Un poema para Luca Bertolo –
El poeta y dramaturgo alemán Bertolt Brecht tenía un sentido muy crítico de cómo usar el lenguaje. En otra entrada publiqué la traducción de un poema suyo en el que basándose en la repetición y el ritmo crea una especie de movimiento de ida y vuelta en el sentido del texto, haciendo una de sus llamadas al lector-espectador para que no nos pensemos que lo que tenemos ante los ojos es un mero producto estético.

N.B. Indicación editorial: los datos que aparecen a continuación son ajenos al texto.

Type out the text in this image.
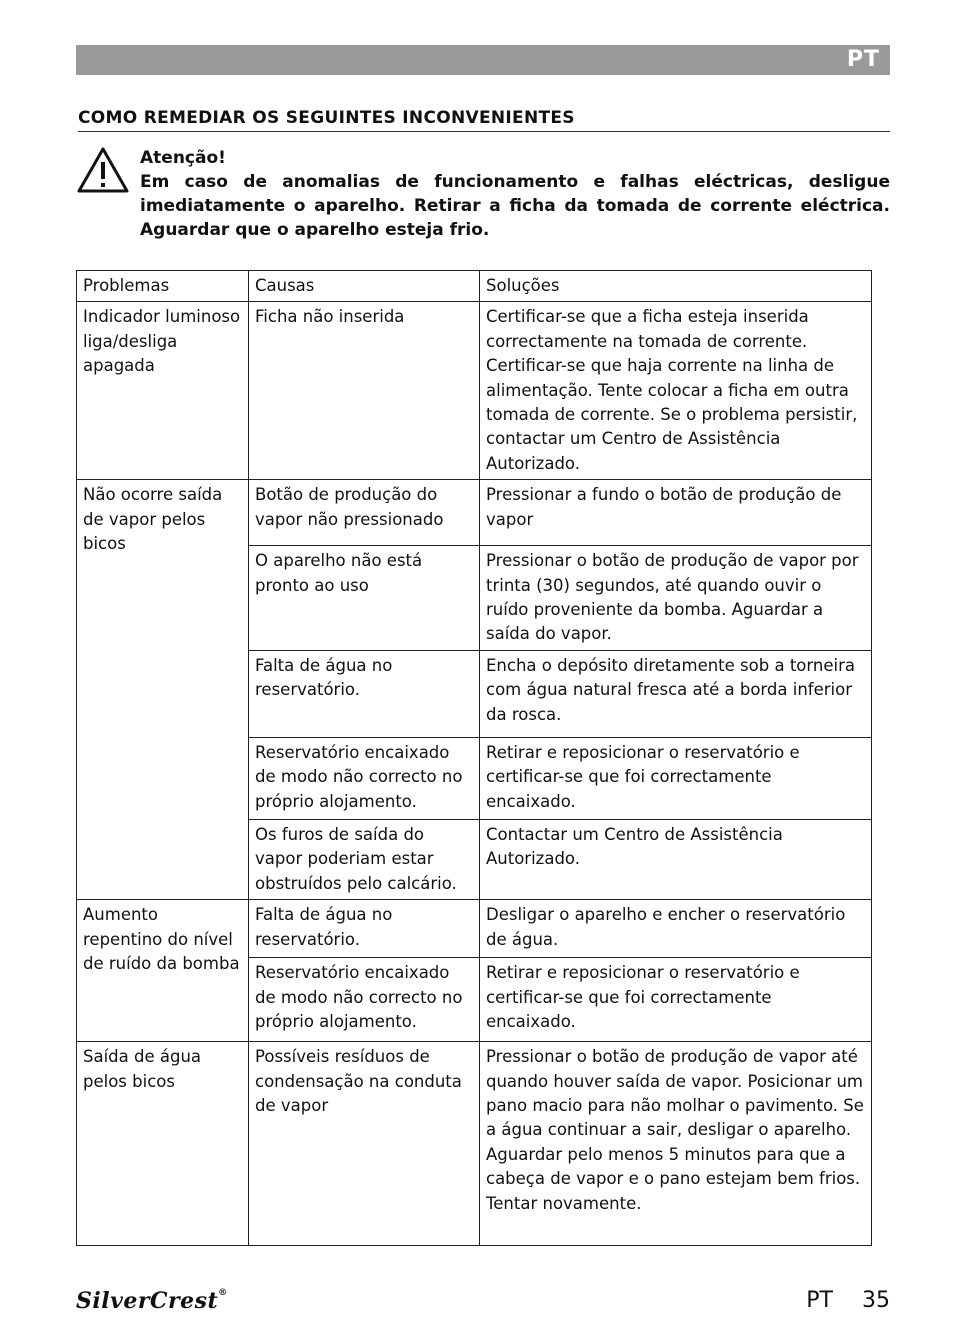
PT
COMO REMEDIAR OS SEGUINTES INCONVENIENTES
Atenção!
Em caso de anomalias de funcionamento e falhas eléctricas, desligue imediatamente o aparelho. Retirar a ficha da tomada de corrente eléctrica. Aguardar que o aparelho esteja frio.
Problemas	Causas	Soluções
Indicador luminoso liga/desliga apagada	Ficha não inserida	Certificar-se que a ficha esteja inserida correctamente na tomada de corrente. Certificar-se que haja corrente na linha de alimentação. Tente colocar a ficha em outra tomada de corrente. Se o problema persistir, contactar um Centro de Assistência Autorizado.
Não ocorre saída de vapor pelos bicos	Botão de produção do vapor não pressionado	Pressionar a fundo o botão de produção de vapor
	O aparelho não está pronto ao uso	Pressionar o botão de produção de vapor por trinta (30) segundos, até quando ouvir o ruído proveniente da bomba. Aguardar a saída do vapor.
	Falta de água no reservatório.	Encha o depósito diretamente sob a torneira com água natural fresca até a borda inferior da rosca.
	Reservatório encaixado de modo não correcto no próprio alojamento.	Retirar e reposicionar o reservatório e certificar-se que foi correctamente encaixado.
	Os furos de saída do vapor poderiam estar obstruídos pelo calcário.	Contactar um Centro de Assistência Autorizado.
Aumento repentino do nível de ruído da bomba	Falta de água no reservatório.	Desligar o aparelho e encher o reservatório de água.
	Reservatório encaixado de modo não correcto no próprio alojamento.	Retirar e reposicionar o reservatório e certificar-se que foi correctamente encaixado.
Saída de água pelos bicos	Possíveis resíduos de condensação na conduta de vapor	Pressionar o botão de produção de vapor até quando houver saída de vapor. Posicionar um pano macio para não molhar o pavimento. Se a água continuar a sair, desligar o aparelho. Aguardar pelo menos 5 minutos para que a cabeça de vapor e o pano estejam bem frios. Tentar novamente.
SilverCrest®	PT 35
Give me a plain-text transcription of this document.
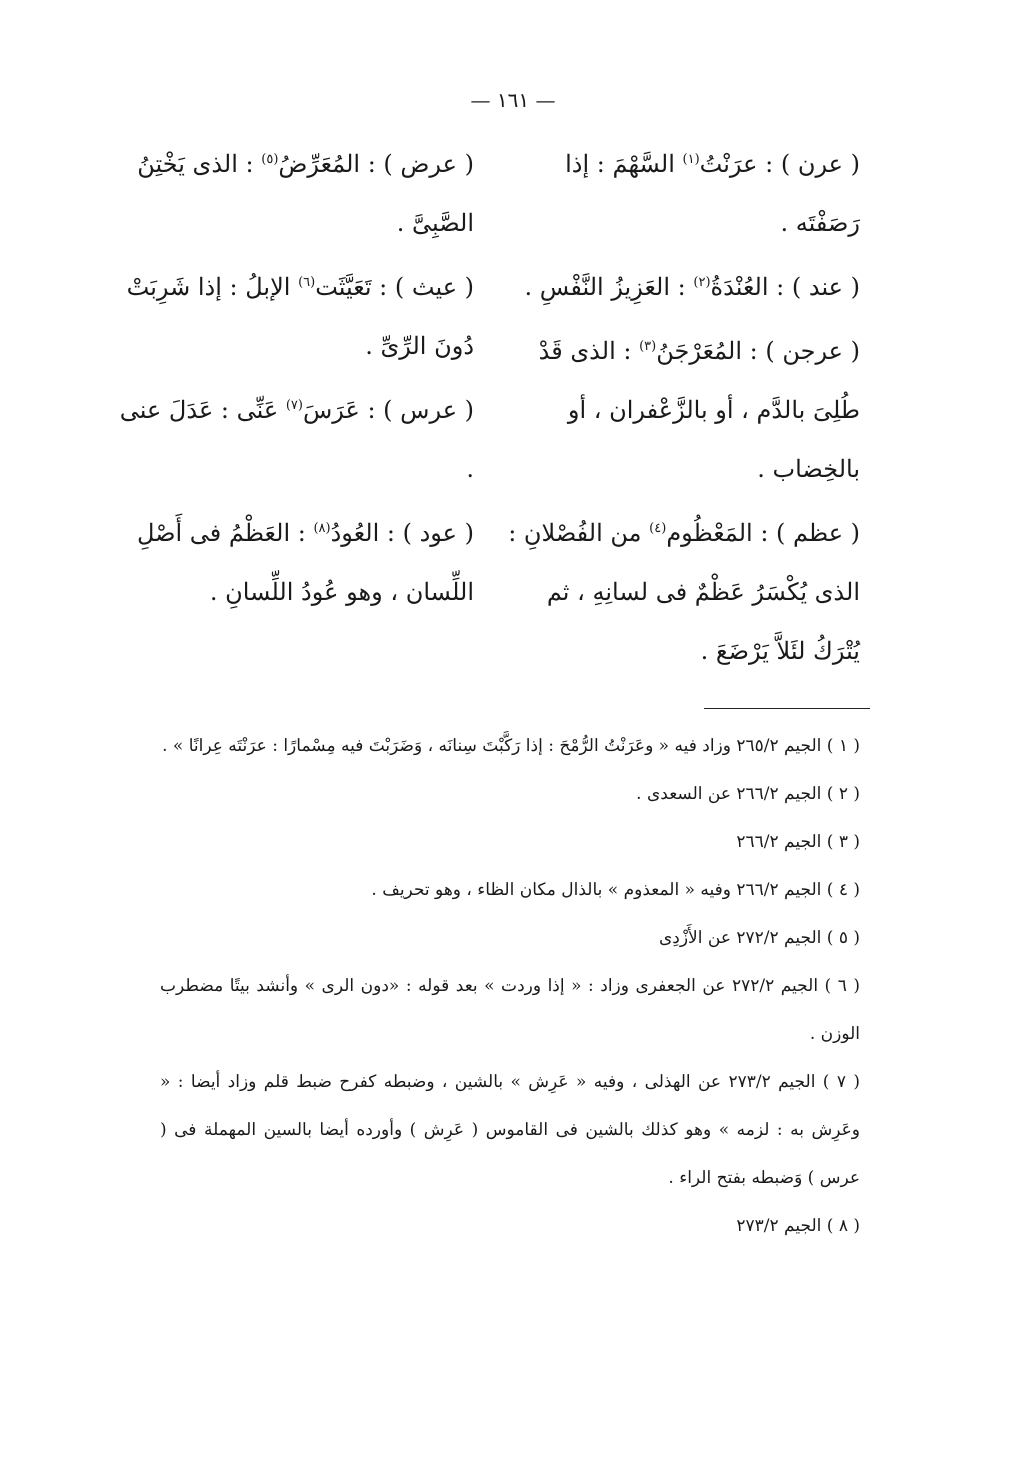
— ١٦١ —

( عرن ) : عرَنْتُ$^{(١)}$ السَّهْمَ : إذا رَصَفْتَه .

( عند ) : العُنْدَةُ$^{(٢)}$ : العَزِيزُ النَّفْسِ .

( عرجن ) : المُعَرْجَنُ$^{(٣)}$ : الذى قَدْ طُلِىَ بالدَّم ، أو بالزَّعْفران ، أو بالخِضاب .

( عظم ) : المَعْظُوم$^{(٤)}$ من الفُصْلانِ : الذى يُكْسَرُ عَظْمٌ فى لسانِهِ ، ثم يُتْرَكُ لئَلاَّ يَرْضَعَ .

( عرض ) : المُعَرِّضُ$^{(٥)}$ : الذى يَخْتِنُ الصَّبِىَّ .

( عيث ) : تَعَيَّثَت$^{(٦)}$ الإبلُ : إذا شَرِبَتْ دُونَ الرِّىِّ .

( عرس ) : عَرَسَ$^{(٧)}$ عَنِّى : عَدَلَ عنى .

( عود ) : العُودُ$^{(٨)}$ : العَظْمُ فى أَصْلِ اللِّسان ، وهو عُودُ اللِّسانِ .

( ١ ) الجيم ٢٦٥/٢ وزاد فيه « وعَرَنْتُ الرُّمْحَ : إذا رَكَّبْتَ سِنانَه ، وَضَرَبْتَ فيه مِسْمارًا : عرَنْتَه عِرانًا » .

( ٢ ) الجيم ٢٦٦/٢ عن السعدى .

( ٣ ) الجيم ٢٦٦/٢

( ٤ ) الجيم ٢٦٦/٢ وفيه « المعذوم » بالذال مكان الظاء ، وهو تحريف .

( ٥ ) الجيم ٢٧٢/٢ عن الأَزْدِى

( ٦ ) الجيم ٢٧٢/٢ عن الجعفرى وزاد : « إذا وردت » بعد قوله : «دون الرى » وأنشد بيتًا مضطرب الوزن .

( ٧ ) الجيم ٢٧٣/٢ عن الهذلى ، وفيه « عَرِش » بالشين ، وضبطه كفرح ضبط قلم وزاد أيضا : « وعَرِش به : لزمه » وهو كذلك بالشين فى القاموس ( عَرِش ) وأورده أيضا بالسين المهملة فى ( عرس ) وَضبطه بفتح الراء .

( ٨ ) الجيم ٢٧٣/٢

Precisamente, fue una conversación que tuve con el artista Luca Bertolo, en su estudio de Berlín, una tarde de noviembre, lo que me aclaró la manera en la que estaba escrito el poema de Brecht. Se trata de una pausa que en alemán se produce de manera natural debido a la estructura de participio con la que se compuso el verso: der ihnnen zugedachte Schnee fällt auf die Strasse. Ninguna traducción en español puede hacerle justicia: la nieve que, en realidad, estaba destinada a caer sobre los sintecho, finalmente cae al suelo (gracias –como se ve en el poema– a la intervención de un hombre que les procura cobijo las noches de invierno).
La nieve destinada a sus cuerpos cae sobre el suelo.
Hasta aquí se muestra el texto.